One particular incident that illustrates this point happened to a user who called me one day saying his entire Microsoft Entourage store of emails, contacts, etc. had just "disappeared" and Entourage had "reset to when it was new." Well, naturally that sounded a bit odd to me so I went over to see what I could do to resolve this little problem.
After a bit of searching around I discovered the user had "accidentally" moved a very important folder out of a folder called "Documents" (which is located in his individual "Users" folder) to the Trash. For the win, can you guess which folder he threw in the trash? iI you guessed it was his "Microsoft User Data" folder, you would be correct.
Fortunately for this particular user, after moving the folder back where it belonged all was well with Entourage and his data was restored. Let's go over that again, just to be clear. This particular folder, the "Microsoft User Data" folder, is located in your particular "Documents" folder on the hard drive of your computer.
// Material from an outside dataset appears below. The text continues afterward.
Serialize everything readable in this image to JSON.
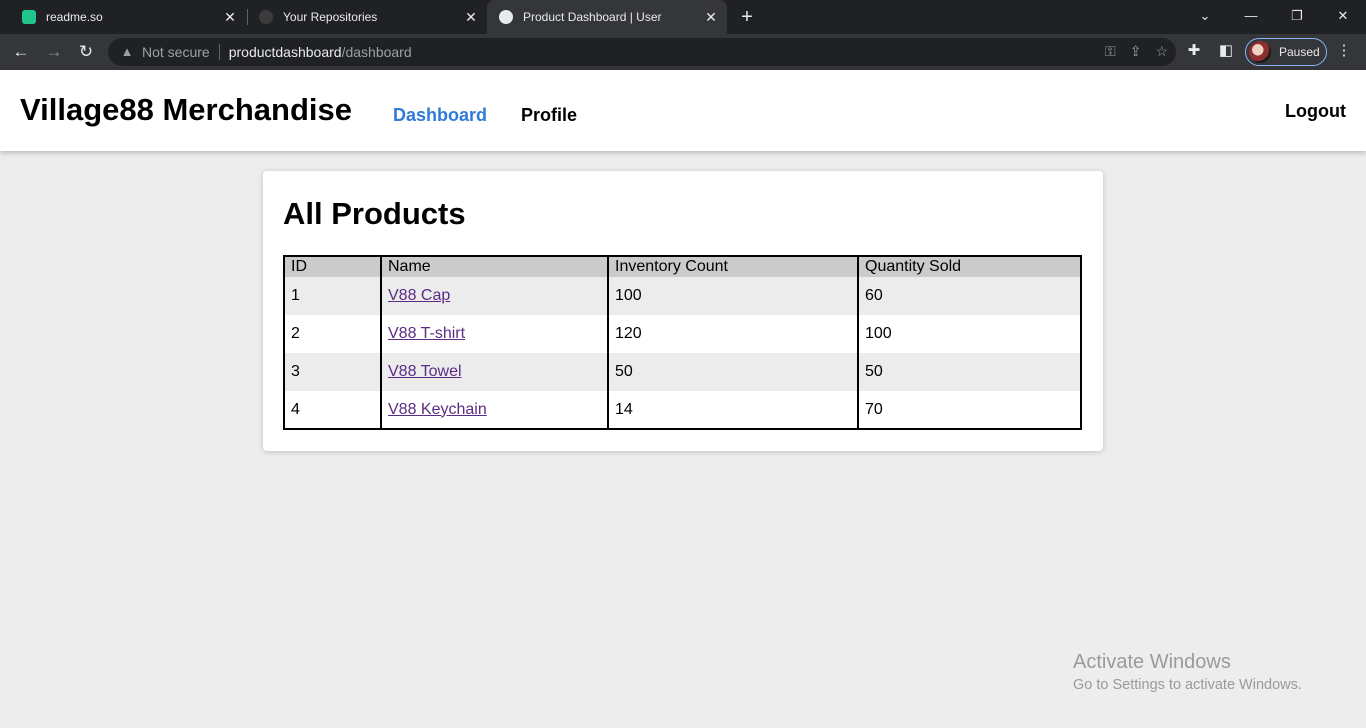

So, if your user name is "john" for example, then your "Documents" folder is located inside the "john" folder inside the "Users" folder on the main level of your Mac's hard drive. Microsoft Office, like many other programs, stores important data in your individual user folder. Due to the way OS X works, you have full access to your individual user folder and can pretty much move or throw away anything you want.
However, don't do it. Unless it is a file or folder you know for sure you actually created yourself, leave it alone. Folders with names like "Microsoft User Data", "Library", "Application Support," etc. are placed where they are for a reason and if you mess with them or move them somewhere else, like to the Trash, you might be in for some real problems.
While we're on the subject of moving files and folders, OS X also has a certain way in which it likes many of its other default folders and files to be. Folders with names like "Applications", "System", "Library" and "Users" need to stay exactly where OS X puts them and should not be moved. Also, when you install Applications they usually get put into the "Applications" folder automatically so leave them there. In other words, let OS X put things where it wants and don't try to interfere -- it knows best.
There are, of course, some exceptions to this structure and if you know what you're doing you can often feel more free to make changes. But for most users, leaving things where they are is the best way to go. Sure, you might get lucky and not do too much damage by moving a folder or installing something somewhere other than "Applications", but then again you might run into issues and have to spend time figuring out what's wrong with your Mac instead of actually using it. And really, who wants to do that?